Unnamed: 0,country,relative_quality
0,"Korea, North",22.222222
1,Saudi Arabia,12.820513
2,Romania,12.244898
3,Central African Republic,12.121212
4,Uzbekistan,10.714286
5,Mauritania,10.416667
6,Guatemala,8.433735
7,Dominica,8.333333
8,Syria,7.8125
9,Benin,7.692308


#### Bottom 10 countries by relative quality: 10 lowest-ranked countries in terms of the relative proportion of politician articles that are of GA and FA-quality

In [35]:
df_country_analysis[['country','relative_quality']].sort_values(by=['relative_quality'])[0:10].reset_index().drop('index', axis=1)

Unnamed: 0,country,relative_quality
0,Solomon Islands,0.0
1,Tonga,0.0
2,Nauru,0.0
3,Namibia,0.0
4,Djibouti,0.0
5,Mozambique,0.0
6,Monaco,0.0
7,Eritrea,0.0
8,Estonia,0.0
9,Moldova,0.0


#### Geographic regions by coverage: Ranking of geographic regions (in descending order) in terms of the total count of politician articles from countries in each region as a proportion of total regional population

In [36]:
df_region_analysis[['Region','coverage']].sort_values(by=['coverage'], ascending =False)

Unnamed: 0,Region,coverage
168,Channel Islands,2.187791
216,OCEANIA,0.007244
200,SOUTHERN EUROPE,0.002421
179,WESTERN EUROPE,0.002333
77,CARIBBEAN,0.001608
189,EASTERN EUROPE,0.001279
58,SOUTHERN AFRICA,0.000936
110,WESTERN ASIA,0.000912
68,CENTRAL AMERICA,0.000864
95,SOUTH AMERICA,0.000706


#### Geographic regions by coverage: Ranking of geographic regions (in descending order) in terms of the relative proportion of politician articles from countries in each region that are of GA and FA-quality

In [37]:
df_region_analysis[['Region','relative_quality']].sort_values(by=['relative_quality'], ascending =False)

Unnamed: 0,Region,relative_quality
64,NORTHERN AMERICA,5.470805
145,SOUTHEAST ASIA,3.613861
110,WESTERN ASIA,3.472493
189,EASTERN EUROPE,3.161844
157,EAST ASIA,3.07319
129,CENTRAL ASIA,2.857143
168,Channel Islands,2.710603
48,MIDDLE AFRICA,2.406015
2,NORTHERN AFRICA,2.113459
216,OCEANIA,2.015355


### Reflection¶

#### What biases did you expect to find in the data (before you started working with it), and why?

One thing to notice is that the source of this data is from the English Wikipedia pages. English is not a native language spoken by the worldwide population. It is possible that there are a lot of articles that are not written in English. So, I was not surprised to see China and India do not have the highest no. of articles, though they have the highest population. It is more likely that they have far more articles published about politicians in their official languages in other mediums.


#### What (potential) sources of bias did you discover in the course of your data processing and analysis?
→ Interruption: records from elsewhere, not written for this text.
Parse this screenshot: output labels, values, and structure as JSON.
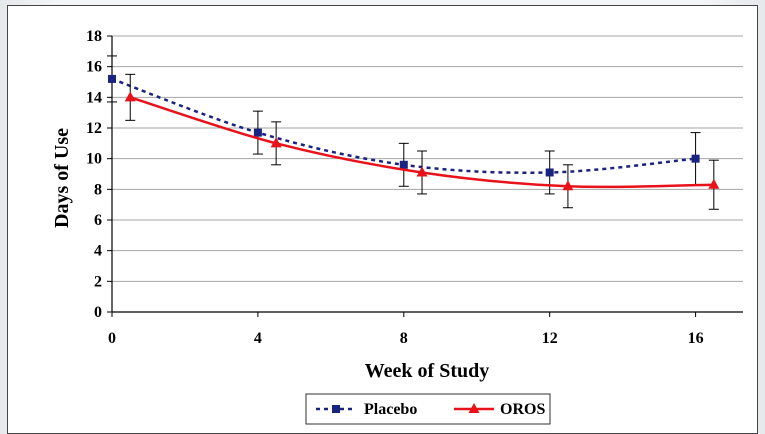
{
  "chart_data": {
    "type": "line",
    "title": "",
    "xlabel": "Week of Study",
    "ylabel": "Days of Use",
    "xlim": [
      0,
      17.3
    ],
    "ylim": [
      0,
      18
    ],
    "xticks": [
      0,
      4,
      8,
      12,
      16
    ],
    "yticks": [
      0,
      2,
      4,
      6,
      8,
      10,
      12,
      14,
      16,
      18
    ],
    "grid": "horizontal",
    "legend": "bottom-center",
    "series": [
      {
        "name": "Placebo",
        "color": "#1a237e",
        "line": "dotted",
        "marker": "square",
        "x": [
          0,
          4,
          8,
          12,
          16
        ],
        "values": [
          15.2,
          11.7,
          9.6,
          9.1,
          10.0
        ],
        "error": [
          1.5,
          1.4,
          1.4,
          1.4,
          1.7
        ]
      },
      {
        "name": "OROS",
        "color": "#e8121b",
        "line": "solid",
        "marker": "triangle",
        "x": [
          0.5,
          4.5,
          8.5,
          12.5,
          16.5
        ],
        "values": [
          14.0,
          11.0,
          9.1,
          8.2,
          8.3
        ],
        "error": [
          1.5,
          1.4,
          1.4,
          1.4,
          1.6
        ]
      }
    ]
  }
}
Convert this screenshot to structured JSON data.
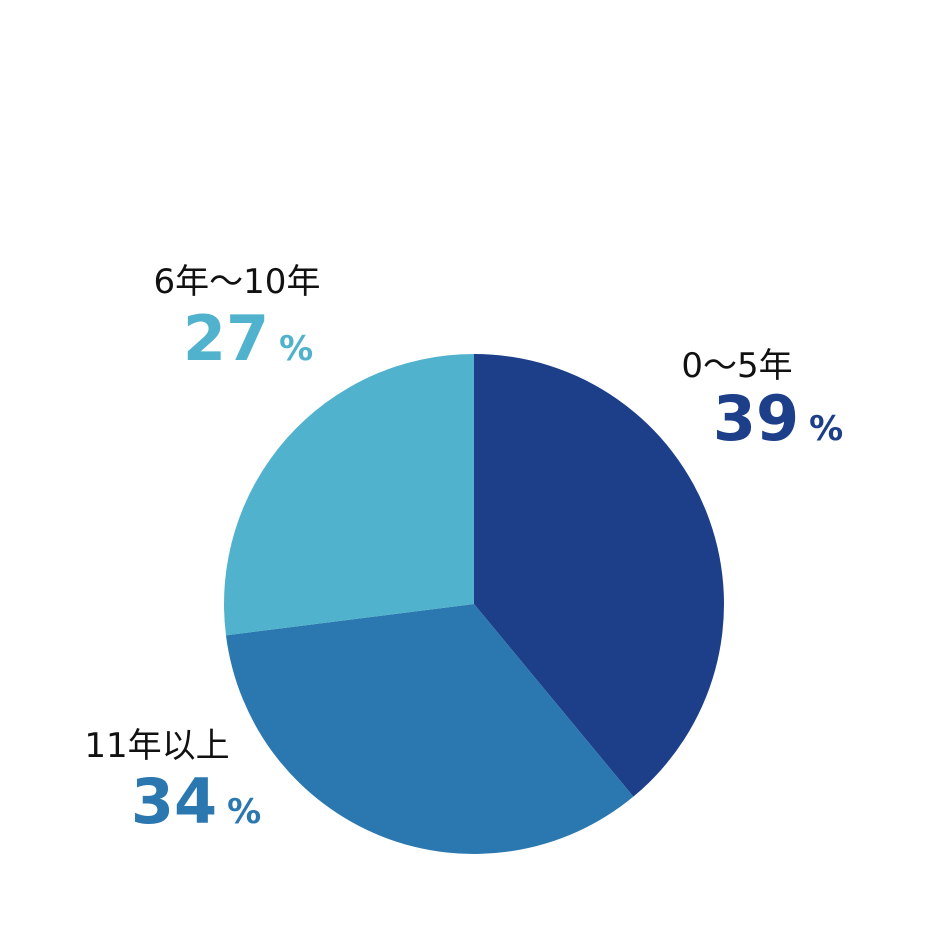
{
  "chart_data": {
    "type": "pie",
    "categories": [
      "0〜5年",
      "11年以上",
      "6年〜10年"
    ],
    "values": [
      39,
      34,
      27
    ],
    "colors": [
      "#1d3f8a",
      "#2b78b0",
      "#50b2cc"
    ],
    "value_suffix": "%"
  }
}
Over the course of the analysis, I discovered that the proportion of high-quality articles by country could be impacted by the ORES model which was used to classify the articles’ quality. Since the model was trained to measure the quality of articles based on the structure of the article and not on its content, it could potentially introduce bias. Many aspects of the machine learning algorithms are not revealed in the ORES document. It possibly hides unintended bias.

 

#### Can you think of a realistic data science research situation where using this data (to train a model, perform a hypothesis-driven research, or make business decisions) might create biased or misleading results, due to the inherent gaps and limitations of the data?
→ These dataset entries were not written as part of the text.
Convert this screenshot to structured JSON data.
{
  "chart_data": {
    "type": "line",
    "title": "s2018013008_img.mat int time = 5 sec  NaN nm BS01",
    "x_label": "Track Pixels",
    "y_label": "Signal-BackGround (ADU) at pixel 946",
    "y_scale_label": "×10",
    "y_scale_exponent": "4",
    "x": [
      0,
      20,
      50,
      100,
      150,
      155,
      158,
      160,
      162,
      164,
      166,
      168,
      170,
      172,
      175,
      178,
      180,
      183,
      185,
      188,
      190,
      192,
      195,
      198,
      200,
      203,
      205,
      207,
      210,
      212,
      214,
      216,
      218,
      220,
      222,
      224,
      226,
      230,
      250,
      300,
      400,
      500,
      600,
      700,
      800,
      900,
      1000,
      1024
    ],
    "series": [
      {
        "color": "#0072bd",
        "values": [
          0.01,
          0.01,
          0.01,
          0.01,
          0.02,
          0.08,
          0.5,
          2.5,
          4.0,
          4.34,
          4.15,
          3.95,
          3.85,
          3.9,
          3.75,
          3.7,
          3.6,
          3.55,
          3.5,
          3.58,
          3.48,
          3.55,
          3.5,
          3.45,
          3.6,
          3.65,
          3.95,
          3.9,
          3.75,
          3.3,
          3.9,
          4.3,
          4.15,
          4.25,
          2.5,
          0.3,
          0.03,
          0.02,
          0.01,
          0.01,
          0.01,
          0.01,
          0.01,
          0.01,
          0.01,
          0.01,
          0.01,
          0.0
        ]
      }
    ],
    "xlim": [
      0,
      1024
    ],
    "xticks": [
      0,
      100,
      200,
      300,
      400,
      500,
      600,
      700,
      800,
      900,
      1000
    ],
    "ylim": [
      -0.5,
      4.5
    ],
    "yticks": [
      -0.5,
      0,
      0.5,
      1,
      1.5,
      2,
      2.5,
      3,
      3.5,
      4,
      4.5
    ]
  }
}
It is obvious that the number of politician articles per country's population are heavily influenced by the number of articles. The population data is more accurate than the number of article data. Because we only fetch the number of politician articles from English Wikipedia pages, the article dataset does not contain all the politician articles from all the countries in the world. If someone was trying to analyze the politician articles coverage per population with only the source of English Wikipedia pages, their conclusions would be extremely biased and misleading.